Spring lawn feed NPK analysis

If you are looking to feed your grass in the spring, you need to provide it with the correct nutrients for spring growth. This will bring the best results and prevent fertiliser run off or lawn burn.

A beautiful lawn ready for a spring lawn feed
A well maintained lawn ready for its spring lawn feed.
Archive photo from The Lawn Man’s maintained lawns

Add Nitrogen (N) to promote leaf growth

In spring, plants are looking to put on new leaf growth as soon as possible. For this they need Nitrogen. This is why spring lawn feeds contain higher percentages of N.

Be careful to not over-apply Nitrogen though. Imagine you had not eaten anything for a week. Then the first thing you ate was three huge meals -you’d feel a bit sick. This is the same with grass. Overfeeding can be just as bad as underfeeding.

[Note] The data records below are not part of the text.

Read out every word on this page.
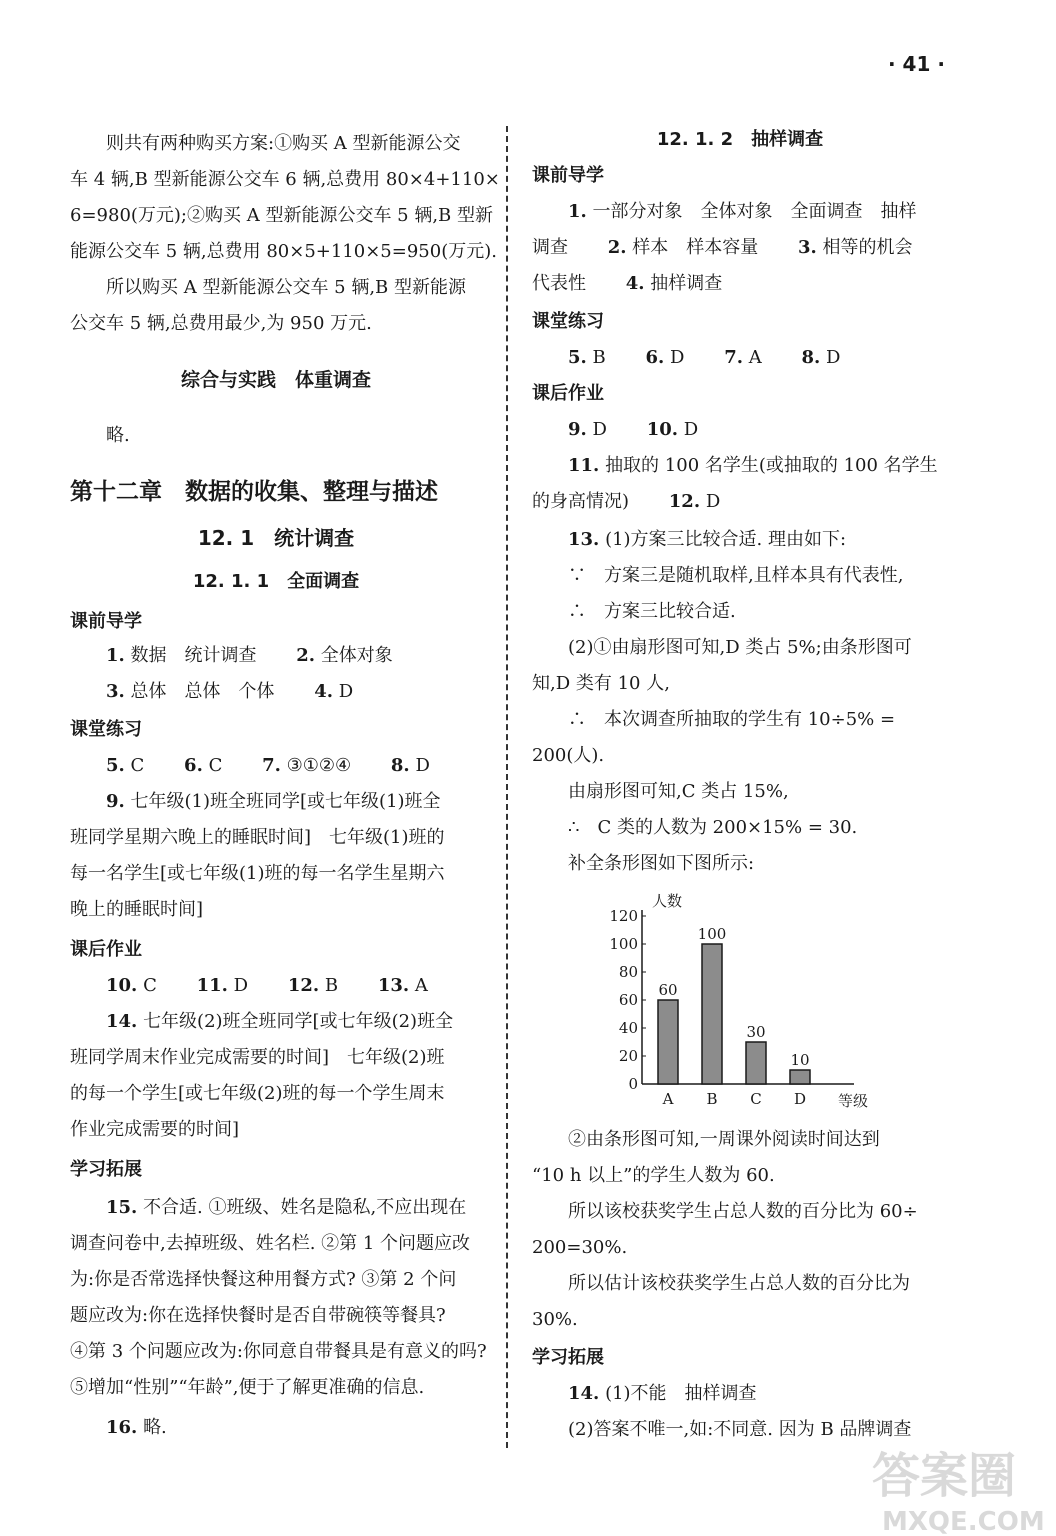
· 41 ·
则共有两种购买方案:①购买 A 型新能源公交
车 4 辆,B 型新能源公交车 6 辆,总费用 80×4+110×
6=980(万元);②购买 A 型新能源公交车 5 辆,B 型新
能源公交车 5 辆,总费用 80×5+110×5=950(万元).
所以购买 A 型新能源公交车 5 辆,B 型新能源
公交车 5 辆,总费用最少,为 950 万元.
综合与实践　体重调查
略.
第十二章　数据的收集、整理与描述
12. 1　统计调查
12. 1. 1　全面调查
课前导学
1. 数据　统计调查 2. 全体对象
3. 总体　总体　个体 4. D
课堂练习
5. C 6. C 7. ③①②④ 8. D
9. 七年级(1)班全班同学[或七年级(1)班全
班同学星期六晚上的睡眠时间]　七年级(1)班的
每一名学生[或七年级(1)班的每一名学生星期六
晚上的睡眠时间]
课后作业
10. C 11. D 12. B 13. A
14. 七年级(2)班全班同学[或七年级(2)班全
班同学周末作业完成需要的时间]　七年级(2)班
的每一个学生[或七年级(2)班的每一个学生周末
作业完成需要的时间]
学习拓展
15. 不合适. ①班级、姓名是隐私,不应出现在
调查问卷中,去掉班级、姓名栏. ②第 1 个问题应改
为:你是否常选择快餐这种用餐方式? ③第 2 个问
题应改为:你在选择快餐时是否自带碗筷等餐具?
④第 3 个问题应改为:你同意自带餐具是有意义的吗?
⑤增加“性别”“年龄”,便于了解更准确的信息.
16. 略.
12. 1. 2　抽样调查
课前导学
1. 一部分对象　全体对象　全面调查　抽样
调查 2. 样本　样本容量 3. 相等的机会
代表性 4. 抽样调查
课堂练习
5. B 6. D 7. A 8. D
课后作业
9. D 10. D
11. 抽取的 100 名学生(或抽取的 100 名学生
的身高情况) 12. D
13. (1)方案三比较合适. 理由如下:
∵　方案三是随机取样,且样本具有代表性,
∴　方案三比较合适.
(2)①由扇形图可知,D 类占 5%;由条形图可
知,D 类有 10 人,
∴　本次调查所抽取的学生有 10÷5% =
200(人).
由扇形图可知,C 类占 15%,
∴　C 类的人数为 200×15% = 30.
补全条形图如下图所示:
②由条形图可知,一周课外阅读时间达到
“10 h 以上”的学生人数为 60.
所以该校获奖学生占总人数的百分比为 60÷
200=30%.
所以估计该校获奖学生占总人数的百分比为
30%.
学习拓展
14. (1)不能　抽样调查
(2)答案不唯一,如:不同意. 因为 B 品牌调查
0
20
40
60
80
100
120
人数
等级
60
A
100
B
30
C
10
D
答案圈
MXQE.COM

Little and often is always best when applying most lawn nutrients, especially Nitrogen.

Phosphorus (P)?

Phosphorus is one of the key elements in plant growth but it is less needed during spring time. It is mainly required to support cell division in plants and to help young plants establish a good root system. For an established lawn, only a small amount of P is needed in the spring lawn feed.

Potassium (K) in a wet winter

The next main element which will be needed in spring is Potassium (the K part of NPK). In grass it is an essential element for root growth. The Potassium molecules are very small and dissolve easily in water. Heavy rains wash potassium out of soil quickly and plants then struggle to find it when coming into spring growth.

Adding Potassium in the spring or applying gradually throughout the winter, will improve the look of your grass in the summer.

Which NPK for a spring lawn feed?

In summary, a good spring lawn feed need high N, low P and a high K. something like a 20-2-12 granular lawn feed is ideal. A soil test in the spring would also be good way to identify any nutrient deficiencies in the soil, and you could modify the feed to rectify any deficiencies. However, for most lawns, a high N, high K balanced spring lawn feed will bring give great results.

You could apply this as a liquid or as a granule. Read more about the differences between the two in my post: Liquid or granule lawn fertiliser?

Feed your lawn little and often, mow high and regularly and you will have a fabulous lawn for the summer.